Suspicion de maltraitance
A côté de cette bataille juridique, les riverains s’interrogent sur une possible maltraitance animale. En effet, une partie des brebis sont mises en écopâturage sur des terrains communaux. Cette technique permet de nourrir les animaux, mais aussi d’éviter le passage d’une tondeuse. Le 11 mai dernier, plusieurs bêtes sont sur le talus devant l’église Saint-Clément, à deux pas du couvent de l’avenue Wiener. Le soleil tape et les animaux se regroupent sous un petit arbre pour se protéger de la chaleur.
Dans la nuit du 17 au 18 mai, les riverains découvrent dans une brouette mise à côté des ordures ménagères de la maison de repos attenante au couvent, le cadavre d’une brebis. Il est simplement recouvert d’un sac-poubelle noir. C’est l’odeur qui les a inquiétés. “Nous ne savons pas s’il s’agit de la brebis qui était devant l’église, mais la peau semble identique, explique Cécile Robyns. Certains habitants ont prévenu la police pour une question d’hygiène qui nous a répondu qu’elle ne se déplacerait pas pour cela. Nous avons aussi déposé une plainte auprès de Bruxelles Environnement. Nous avons alerté la commune et écrit au ministre du Bien-être animal, Bernard Clerfayt. Nous avons aussi prévenu l’ONG Gaïa qui se dit interpellée par la situation.”
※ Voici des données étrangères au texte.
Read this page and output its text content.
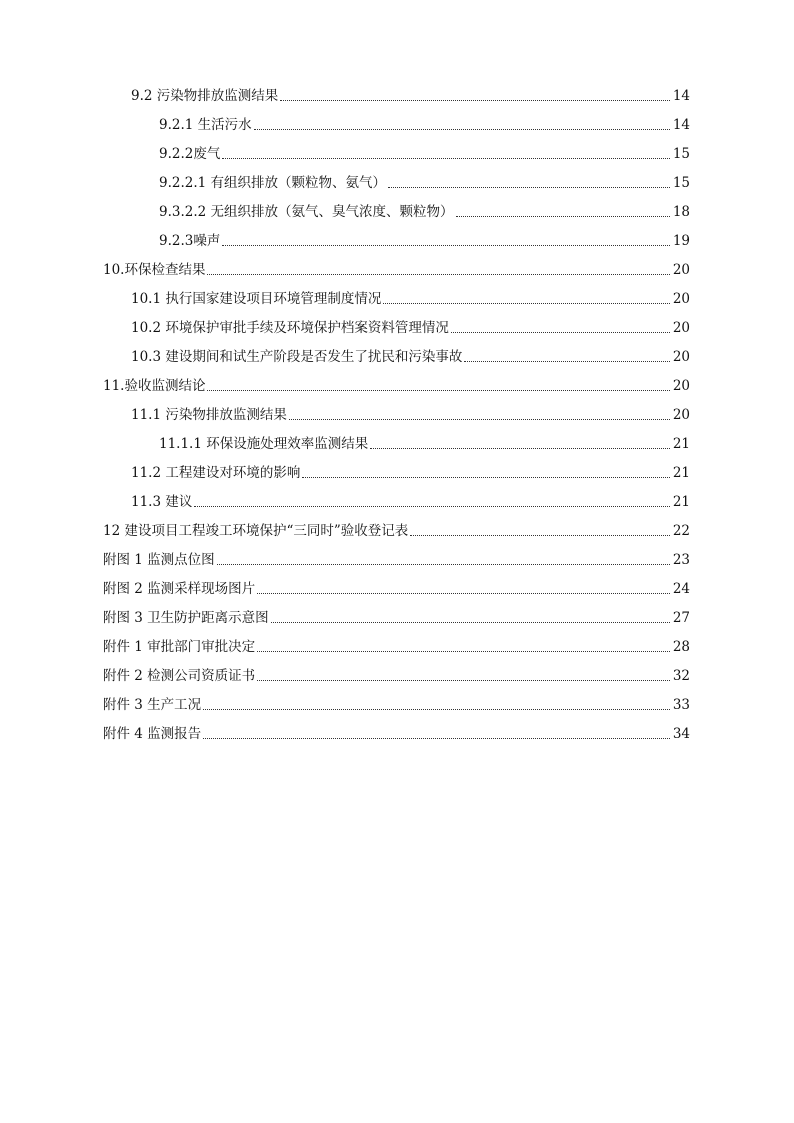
9.2 污染物排放监测结果	14
9.2.1 生活污水	14
9.2.2废气	15
9.2.2.1 有组织排放（颗粒物、氨气）	15
9.3.2.2 无组织排放（氨气、臭气浓度、颗粒物）	18
9.2.3噪声	19
10.环保检查结果	20
10.1 执行国家建设项目环境管理制度情况	20
10.2 环境保护审批手续及环境保护档案资料管理情况	20
10.3 建设期间和试生产阶段是否发生了扰民和污染事故	20
11.验收监测结论	20
11.1 污染物排放监测结果	20
11.1.1 环保设施处理效率监测结果	21
11.2 工程建设对环境的影响	21
11.3 建议	21
12 建设项目工程竣工环境保护“三同时”验收登记表	22
附图 1 监测点位图	23
附图 2 监测采样现场图片	24
附图 3 卫生防护距离示意图	27
附件 1 审批部门审批决定	28
附件 2 检测公司资质证书	32
附件 3 生产工况	33
附件 4 监测报告	34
La réponse du berger ne s’est pas faite attendre. “Nous ne maltraitons pas nos animaux. Bruxelles Environnement est venu sur place et a validé les installations pour l’écopâturage. Il y a assez d’ombre sur ce terrain! L’Afsca est aussi passé pour vérifier nos installations et le bien-être des animaux. Tout est en ordre. Je peux fournir le rapport. Nous sommes aussi à présent dans le réseau nature de Natagora. Qu’on ne vienne pas me dire que je maltraite mes animaux!”
Concernant le cadavre de la brebis, Antoine Sterling explique qu’il s’agissait d’un animal malade. “Nous avons eu un problème. Elle n’arrivait plus à marcher, car elle était paralysée d’un côté. Le vétérinaire est venu, a donné un traitement, mais rien ne s’est amélioré. Nous avons dû l’euthanasier. Malheureusement, à Bruxelles, une seule société d’équarrissage se déplace. Elle nous dit qu’elle passe entre 4h et 18h, alors oui, c’est vrai, nous mettons le corps sur le trottoir vers minuit-1h du matin, pour que les employés de la société puissent le prendre même si nous ne sommes pas là. Le cadavre était emballé totalement dans une bâche noire en plastique pour éviter les odeurs. Je pense que c’est volontairement que quelqu’un a retiré la bâche. Je regrette vraiment cette agressivité des riverains. Nous aurions dû nous mettre en règle plus rapidement, je le reconnais. Mais en aucun cas je ne veux nuire à l’environnement ou à mes animaux.”